At 7:33 in the morning, while walking around Goose Pond in downtown Monroe, I called Big Babe to wish him a Happy Birthday.
Twenty-seven years ago, after a troubled pregnancy that never went to term, my first-born child came hurtling into the world, hastening an event that I was hardly prepared for.
I was 23 and newly-married, a contradictory creature -- a young sophisticate/rebel/intellectual/tomboy/Lolita/troublemaker/spy/writer-at-large/abandoned child wanting to be saved. Having a kid was not the last thing on my mind; it was the very thing I was certain would never happen to me.
Yet love, marriage and a baby carriage came upon me in terrifying speed. So fast that it seemed the baby was about to be lost.
But my tiny son proved resilient, with powerful lungs and a feisty spirit. His Apgar score of 9 made me as proud as if he had aced the SATs. Within milliseconds of making his acquaintance, I fell utterly and heedlessly in love with the uninvited, underweight child placed perfunctorily on my chest before being whisked off to the newborn ICU. "Hello, Adam," I murmured, kissing the top of his head.

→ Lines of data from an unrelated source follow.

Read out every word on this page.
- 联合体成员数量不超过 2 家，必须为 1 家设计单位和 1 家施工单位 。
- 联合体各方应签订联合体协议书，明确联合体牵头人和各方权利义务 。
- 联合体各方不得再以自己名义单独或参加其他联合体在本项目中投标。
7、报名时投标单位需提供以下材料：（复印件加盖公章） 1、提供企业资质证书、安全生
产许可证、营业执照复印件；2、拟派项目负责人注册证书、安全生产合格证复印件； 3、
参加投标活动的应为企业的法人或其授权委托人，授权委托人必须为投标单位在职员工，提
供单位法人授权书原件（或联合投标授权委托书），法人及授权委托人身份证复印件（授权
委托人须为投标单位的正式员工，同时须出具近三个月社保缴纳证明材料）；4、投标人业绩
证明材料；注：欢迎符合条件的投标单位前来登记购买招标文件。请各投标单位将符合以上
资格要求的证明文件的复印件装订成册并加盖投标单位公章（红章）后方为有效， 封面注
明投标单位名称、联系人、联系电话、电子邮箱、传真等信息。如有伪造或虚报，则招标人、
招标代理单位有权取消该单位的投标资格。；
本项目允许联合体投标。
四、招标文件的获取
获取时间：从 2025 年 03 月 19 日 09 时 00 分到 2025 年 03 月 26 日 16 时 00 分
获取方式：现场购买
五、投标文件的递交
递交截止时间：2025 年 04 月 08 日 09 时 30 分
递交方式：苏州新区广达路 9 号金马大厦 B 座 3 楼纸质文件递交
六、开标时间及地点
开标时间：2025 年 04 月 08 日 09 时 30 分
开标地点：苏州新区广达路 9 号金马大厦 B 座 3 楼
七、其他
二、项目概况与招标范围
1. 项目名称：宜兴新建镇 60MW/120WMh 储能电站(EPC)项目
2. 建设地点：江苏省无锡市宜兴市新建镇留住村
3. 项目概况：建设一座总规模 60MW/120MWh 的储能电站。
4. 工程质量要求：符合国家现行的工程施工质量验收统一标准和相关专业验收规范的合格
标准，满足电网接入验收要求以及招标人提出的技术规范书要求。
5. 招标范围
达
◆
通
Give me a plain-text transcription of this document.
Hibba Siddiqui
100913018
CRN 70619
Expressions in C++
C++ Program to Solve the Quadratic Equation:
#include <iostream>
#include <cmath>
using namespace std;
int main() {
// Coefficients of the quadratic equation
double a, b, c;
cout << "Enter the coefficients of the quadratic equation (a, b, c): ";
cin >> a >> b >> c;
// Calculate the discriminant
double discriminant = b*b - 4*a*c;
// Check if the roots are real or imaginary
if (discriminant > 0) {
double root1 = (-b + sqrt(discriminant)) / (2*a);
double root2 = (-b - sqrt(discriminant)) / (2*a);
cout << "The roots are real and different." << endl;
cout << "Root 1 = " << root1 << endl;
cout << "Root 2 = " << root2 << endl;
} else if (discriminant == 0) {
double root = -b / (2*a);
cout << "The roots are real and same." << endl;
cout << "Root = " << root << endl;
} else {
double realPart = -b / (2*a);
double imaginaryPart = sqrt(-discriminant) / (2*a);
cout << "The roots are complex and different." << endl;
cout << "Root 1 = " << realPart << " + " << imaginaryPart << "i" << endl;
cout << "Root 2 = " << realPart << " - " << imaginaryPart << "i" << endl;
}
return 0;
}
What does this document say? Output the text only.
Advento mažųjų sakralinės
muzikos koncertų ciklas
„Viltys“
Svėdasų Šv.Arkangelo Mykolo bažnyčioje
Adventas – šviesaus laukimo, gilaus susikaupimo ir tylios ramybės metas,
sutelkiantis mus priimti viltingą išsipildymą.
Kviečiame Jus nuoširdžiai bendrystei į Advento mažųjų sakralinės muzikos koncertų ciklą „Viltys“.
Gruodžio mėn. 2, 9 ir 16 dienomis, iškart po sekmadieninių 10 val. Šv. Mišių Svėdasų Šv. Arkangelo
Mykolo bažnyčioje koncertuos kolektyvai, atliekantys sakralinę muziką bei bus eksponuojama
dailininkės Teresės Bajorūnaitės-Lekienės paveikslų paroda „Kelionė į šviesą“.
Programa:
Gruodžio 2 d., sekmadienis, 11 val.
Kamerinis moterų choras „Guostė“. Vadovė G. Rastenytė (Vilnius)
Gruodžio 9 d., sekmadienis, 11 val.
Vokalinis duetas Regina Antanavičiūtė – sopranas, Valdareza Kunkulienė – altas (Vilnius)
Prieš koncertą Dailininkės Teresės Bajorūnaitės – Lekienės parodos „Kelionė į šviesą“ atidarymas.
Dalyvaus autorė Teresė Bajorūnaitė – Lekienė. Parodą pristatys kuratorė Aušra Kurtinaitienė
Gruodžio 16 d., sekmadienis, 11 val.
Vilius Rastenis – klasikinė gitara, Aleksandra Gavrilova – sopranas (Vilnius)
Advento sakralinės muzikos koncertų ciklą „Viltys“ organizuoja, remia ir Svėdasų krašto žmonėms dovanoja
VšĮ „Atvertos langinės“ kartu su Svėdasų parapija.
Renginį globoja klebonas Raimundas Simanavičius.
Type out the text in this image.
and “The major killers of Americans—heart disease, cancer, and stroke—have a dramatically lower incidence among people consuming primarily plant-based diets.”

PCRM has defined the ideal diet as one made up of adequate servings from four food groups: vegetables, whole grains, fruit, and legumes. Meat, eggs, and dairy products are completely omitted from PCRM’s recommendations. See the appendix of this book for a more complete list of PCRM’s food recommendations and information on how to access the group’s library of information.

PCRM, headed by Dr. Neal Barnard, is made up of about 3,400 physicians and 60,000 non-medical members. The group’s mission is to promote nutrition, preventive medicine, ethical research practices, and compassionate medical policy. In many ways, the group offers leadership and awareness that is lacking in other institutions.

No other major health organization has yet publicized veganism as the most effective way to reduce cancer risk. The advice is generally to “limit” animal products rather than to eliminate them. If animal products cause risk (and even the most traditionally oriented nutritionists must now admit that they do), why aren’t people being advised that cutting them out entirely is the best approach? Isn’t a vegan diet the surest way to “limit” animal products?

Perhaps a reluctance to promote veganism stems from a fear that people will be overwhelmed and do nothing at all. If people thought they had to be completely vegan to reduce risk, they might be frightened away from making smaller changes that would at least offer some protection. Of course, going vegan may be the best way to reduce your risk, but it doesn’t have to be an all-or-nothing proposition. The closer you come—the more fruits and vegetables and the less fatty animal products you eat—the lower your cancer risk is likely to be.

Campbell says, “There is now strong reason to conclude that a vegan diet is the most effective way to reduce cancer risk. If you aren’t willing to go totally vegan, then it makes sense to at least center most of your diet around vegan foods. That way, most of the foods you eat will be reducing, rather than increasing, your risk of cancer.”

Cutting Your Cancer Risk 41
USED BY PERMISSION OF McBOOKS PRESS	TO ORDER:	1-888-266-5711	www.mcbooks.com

The thing I thought would signify the death of my youth offered, instead, the most profound spiritual and creative rebirth, the truest reason for being. The wound in my adopted-child soul was healed. I knew myself to be deeply blessed.
My little premie is in Paris today. Last night he sent me an email detailing the magic of his trip, the multiple ways in which his life intersected with the plot of the improbable yet charming Woody Allen film he just saw, Midnight in Paris, which finally made it across the pond. This morning, we spoke briefly as he was going into the Centre Pompidou. I was awash in love and longing...for Paris in the summer, yes, but mostly for my son.
Hanging up, a thousand memories came flooding over me -- the tiny infant, the curly-haired cherub, the chubby grade schooler, the cerebral teen, the young adult with whom I traveled to museums and European cities alike. We have shared a myriad movies, shows, afternoon trips to parks and zoos, adventures good and bad, illnesses, arguments, school performances, graduations, opinions, operas; all the mess and marvelousness of life.
Passing the morning walkers around Goose Pond, I was nearly consumed with pain over the passage of time, the sudden need to see my son, to hold him, to revisit everything that was, to immerse myself in remembrance of things past and moments sweet and forever gone.
But to exist in that place is maudlin and maddening. There is the matter of the here and now, the work requiring my attention, the matter of living, the task of turning pages, stepping forward into the future. I have always been bad at this even as I crave newness and beginnings. Secretly, I am sentimental, something I share with my firstborn.
And so, with great reluctance, I shook off the cloak of nostalgia and climbed out of my mental attic, replacing musty albums on shelves, returning to the Monday morning of a 50-year-old Manhattanite ambling around a pond in downtown Monroe, New York, foothill of the Catskills, repository of memories.